Toi, 15 ans
Bonjour à toi, jeune moi de quinze ans. Salut plutôt, on se connaît bien maintenant.
Pourtant, rien n'était gagné d'avance, tu sais ? J'ai jeté dans un puits sans fond tout ce qui pouvait me rappeler Toi. Trop douloureux. Je veux avancer dans ma vie. Encore à vingt ans je tremblais pour un rien. Tu vas continuer à jouer au rugby, ce sport qui fait peur à ta mère que tu viens de découvrir à la rentrée, encore des années. ça te défouleras. Au moins pendant ta période scolaire. Après, ça te fera mal ça aussi. Ce n'est pas ta place. Tu auras du mal à la trouver celle-là d'ailleurs... Tu manqueras de peu de rejoindre ce puits. Je ne veux pas te démoraliser, il te reste encore du chemin mais un jour, tu connaîtras quelque chose de beau.
Pourquoi ai-je choisi d'écrire à Toi à quinze ans ? Avant, le flou me gagne, je ne peux pas m'écrire. Qu'aurais-je à dire sur une période de noir profond ? Je ne sais pas comment me sortir de ce mauvais pas avant cet âge. L'adolescence, le collège. Tu connais, c'est récent tout ça. Tu entres seulement au lycée alors que de l'eau a coulé sous les ponts pour moi. Je me souviens de quelques images. Des mots, des murmures, des regards.
D'un coup.
Un seul. Une pauvre gifle parmi tant de mots, tant de rires, tant de débilités. ça te fait mal, je le sais, je te vois recroquevillée dans ce couloir aux murs décrépis et au carrelage défoncé. Tu sais, ils ont retapé le lycée depuis. Ils y ont mis de jolies couleurs, lie de vin. C'est marrant n'est-ce pas ? Ils savent rendre l'endroit joyeux. C'est adapté au lieu, un lycée viticole ne peut pas ressembler à un misérable lycée de quartier bondé.
Pourtant, on le sait bien toutes les deux qu'il ne suffit pas d'une foule dantesque pour être mal vue, qu'il ne suffit pas de faire ses classes dans les quartiers de ZEP ou les cités pour être le pantin des abrutis. Au contraire. Au moins dans la foule, on peut ne pas te reconnaître. Ou si on peut... Je ne peux pas te l'affirmer, j'ai toujours fuit les foules. Les grands lycées, les rues de bitume étouffées de voitures, les villes bruyantes et même les supermarchés. Tout est petit autour de moi, tout se fait en local, je ne vais pas très loin, très vite. Je marche. J'arrête de courir. Tu verras, c'est vivifiant.

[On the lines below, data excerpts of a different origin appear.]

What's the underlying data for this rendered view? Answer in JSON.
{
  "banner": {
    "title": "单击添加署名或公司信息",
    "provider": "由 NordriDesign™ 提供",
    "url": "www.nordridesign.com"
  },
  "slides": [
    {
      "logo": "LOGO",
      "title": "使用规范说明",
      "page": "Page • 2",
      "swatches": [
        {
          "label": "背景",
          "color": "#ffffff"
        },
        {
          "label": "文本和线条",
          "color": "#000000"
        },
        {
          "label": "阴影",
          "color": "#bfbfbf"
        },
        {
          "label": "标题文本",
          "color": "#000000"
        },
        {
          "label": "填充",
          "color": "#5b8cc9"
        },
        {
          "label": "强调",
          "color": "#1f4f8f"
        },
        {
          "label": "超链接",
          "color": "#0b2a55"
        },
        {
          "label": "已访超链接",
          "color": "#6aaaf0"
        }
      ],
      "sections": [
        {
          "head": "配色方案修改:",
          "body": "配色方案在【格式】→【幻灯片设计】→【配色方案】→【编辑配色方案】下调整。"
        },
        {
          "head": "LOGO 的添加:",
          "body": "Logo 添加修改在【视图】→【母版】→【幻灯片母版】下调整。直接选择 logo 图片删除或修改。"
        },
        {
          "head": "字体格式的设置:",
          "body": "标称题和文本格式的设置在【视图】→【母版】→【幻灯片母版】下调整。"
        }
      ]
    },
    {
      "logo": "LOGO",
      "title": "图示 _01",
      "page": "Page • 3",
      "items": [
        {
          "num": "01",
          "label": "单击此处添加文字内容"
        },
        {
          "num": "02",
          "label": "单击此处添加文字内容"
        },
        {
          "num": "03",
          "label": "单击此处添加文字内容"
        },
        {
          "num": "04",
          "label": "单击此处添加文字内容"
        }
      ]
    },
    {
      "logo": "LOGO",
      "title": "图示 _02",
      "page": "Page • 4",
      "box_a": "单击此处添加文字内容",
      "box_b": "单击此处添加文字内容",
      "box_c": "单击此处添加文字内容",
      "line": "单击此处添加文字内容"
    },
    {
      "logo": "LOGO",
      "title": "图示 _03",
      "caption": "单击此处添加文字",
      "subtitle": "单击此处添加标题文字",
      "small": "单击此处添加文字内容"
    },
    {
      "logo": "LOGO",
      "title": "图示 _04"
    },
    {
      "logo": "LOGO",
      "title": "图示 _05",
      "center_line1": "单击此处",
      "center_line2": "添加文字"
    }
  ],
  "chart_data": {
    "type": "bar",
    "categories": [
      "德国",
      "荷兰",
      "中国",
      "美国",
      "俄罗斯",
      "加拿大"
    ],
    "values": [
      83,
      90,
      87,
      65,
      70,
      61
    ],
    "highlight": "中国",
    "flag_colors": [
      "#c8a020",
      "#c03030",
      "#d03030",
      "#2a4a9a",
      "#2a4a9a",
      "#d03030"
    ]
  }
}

C'est Toi qui devient Moi.
Ne désespère pas, mon ptit. Je ne te promettrais pas de croire en l'amour, je ne sais pas encore ce que c'est. Je sais toujours aimer mais je ne sais pas l'accepter. D'ailleurs, si tu te trouves bizarre, saches-le, tu l'es pour quatre vingt-dix pour cent de la population. N'aies pas honte d'aimer ta voisine de classe. ça fait dix ans maintenant que tu le sais, que tu le vois au plus profond de toi. Les mentalités changent quand enfin on quitte l'ombre de sa grotte pour la lumière du dehors. Même dans les campagnes. On fait les rencontres qu'on doit faire dans notre vie. Ne pense pas rater la tienne. Tant pis si elle ne ressemble pas à celle des autres, si tes rêves ce n'est pas d'avoir une belle maison et une belle voiture et une belle famille et une belle situation et de l'argent pour faire ce que tu veux et et et.... Non. Fais ce que tu veux, ce qui t'animes et tu verras, Tu rencontreras de belles personnes. Qui te feront du bien, qui te feront mal aussi mais qui ne te tueront pas.
Tu aimeras la vie.
Alors n'est pas peur. Je ne changerais pas ton destin, je ne peux pas, accroche-toi. Ecris. Toujours. Tu viens de rencontrer la poésie et crois-moi, c'est la plus belle rencontre de ta vie.
Je dois y aller. Je pense revenir. Tiens bon. Garde ton sourire et ton coeur sincère.
Je t'embrasse, te fais un câlin parce que je sais que nous aimons ça depuis toujours.